Tibbell was grateful to the old man for this request for clarification, since without it he was sure he would be kept awake most of the night trying to figure out just what the sequence of events had been which had resulted in this midnight chase and punishment. Tibbell had never hit a woman in his life and could not imagine ever doing so, and certainly never for three hundred francs, which was, after all, worth just about sixty cents.

“Let me reconstruct,” the man in the dark suit said immediately, presenting his side quickly, before the Spanish woman could roil the crystal waters of truth. “I saw her sitting at a bar, waiting to be picked up.”

“I was not waiting to be picked up,” the woman said hotly. “I was on my way home from the cinema and I stopped in to have a glass of beer, before going to bed.”

Enfin ,” the man in the dark suit said impatiently, “you allowed yourself to be picked up. If we are going to quibble about terms, we will be here all night.”

“I allowed you to pay for one glass of beer,” the woman said. “I am not responsible for any sordid interpretation you choose to put on it.”

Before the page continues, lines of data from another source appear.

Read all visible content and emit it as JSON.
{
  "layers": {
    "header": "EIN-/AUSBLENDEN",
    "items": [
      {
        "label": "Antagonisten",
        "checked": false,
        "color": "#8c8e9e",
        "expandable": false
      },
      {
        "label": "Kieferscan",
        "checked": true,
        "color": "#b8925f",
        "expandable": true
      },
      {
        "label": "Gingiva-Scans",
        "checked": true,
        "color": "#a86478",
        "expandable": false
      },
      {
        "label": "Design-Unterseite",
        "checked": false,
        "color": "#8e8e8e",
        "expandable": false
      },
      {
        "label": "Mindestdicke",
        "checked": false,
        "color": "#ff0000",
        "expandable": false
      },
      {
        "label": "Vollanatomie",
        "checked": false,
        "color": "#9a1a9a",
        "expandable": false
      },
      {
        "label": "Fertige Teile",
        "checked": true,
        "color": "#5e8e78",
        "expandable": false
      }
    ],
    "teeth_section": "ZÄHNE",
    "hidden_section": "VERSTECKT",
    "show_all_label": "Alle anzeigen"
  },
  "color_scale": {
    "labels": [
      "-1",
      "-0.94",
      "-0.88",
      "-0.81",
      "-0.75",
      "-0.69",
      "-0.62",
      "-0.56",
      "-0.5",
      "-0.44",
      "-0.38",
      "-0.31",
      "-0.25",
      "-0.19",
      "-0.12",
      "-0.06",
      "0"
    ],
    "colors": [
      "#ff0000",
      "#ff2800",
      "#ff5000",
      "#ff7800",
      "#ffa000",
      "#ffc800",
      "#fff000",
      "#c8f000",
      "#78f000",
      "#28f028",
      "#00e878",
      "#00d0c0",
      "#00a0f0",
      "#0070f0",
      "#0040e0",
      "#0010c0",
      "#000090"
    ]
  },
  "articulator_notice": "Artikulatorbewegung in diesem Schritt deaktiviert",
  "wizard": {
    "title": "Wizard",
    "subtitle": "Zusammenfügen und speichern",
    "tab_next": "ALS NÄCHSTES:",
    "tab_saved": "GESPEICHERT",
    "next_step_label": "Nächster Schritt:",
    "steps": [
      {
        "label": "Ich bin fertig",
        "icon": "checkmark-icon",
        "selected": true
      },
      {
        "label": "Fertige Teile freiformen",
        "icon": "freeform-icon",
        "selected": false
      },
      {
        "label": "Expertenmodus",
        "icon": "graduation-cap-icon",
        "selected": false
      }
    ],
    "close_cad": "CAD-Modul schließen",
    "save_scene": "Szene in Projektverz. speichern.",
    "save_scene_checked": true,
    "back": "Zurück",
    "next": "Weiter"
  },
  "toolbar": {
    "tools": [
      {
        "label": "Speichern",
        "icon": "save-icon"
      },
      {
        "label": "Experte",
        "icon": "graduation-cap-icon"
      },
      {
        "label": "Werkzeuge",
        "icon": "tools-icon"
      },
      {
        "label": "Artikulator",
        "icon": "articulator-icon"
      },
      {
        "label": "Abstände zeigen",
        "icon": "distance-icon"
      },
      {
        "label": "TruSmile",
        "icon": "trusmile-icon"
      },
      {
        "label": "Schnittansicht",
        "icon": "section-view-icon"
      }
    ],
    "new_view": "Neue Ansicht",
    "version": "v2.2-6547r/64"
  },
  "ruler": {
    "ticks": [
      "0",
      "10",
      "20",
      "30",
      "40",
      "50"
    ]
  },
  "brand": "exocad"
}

“You also allowed me to pay for three hundred francs’ worth of violets,” the man in the dark suit said.

“I allowed it as a small gesture of gallantry,” the woman said haughtily. “In Spain one is used to gentlemen.”

“You also allowed yourself to get into my car,” the man in the dark suit said, “and you furthermore allowed yourself to inflame the emotions by kissing on the lips.”

“That, now,” the woman said dramatically to Moumou’s father, “is a superb lie.”

“If it’s a lie,” said the man in the dark suit, “what about this?” Violently, he seized the point of his white collar and pulled it away from his neck to show M. Banary-Cointal.

The old man peered at it nearsightedly, bending close to the man in the dark suit. “What is it?” the old man asked. “It’s awfully dark here. I can’t see anything.”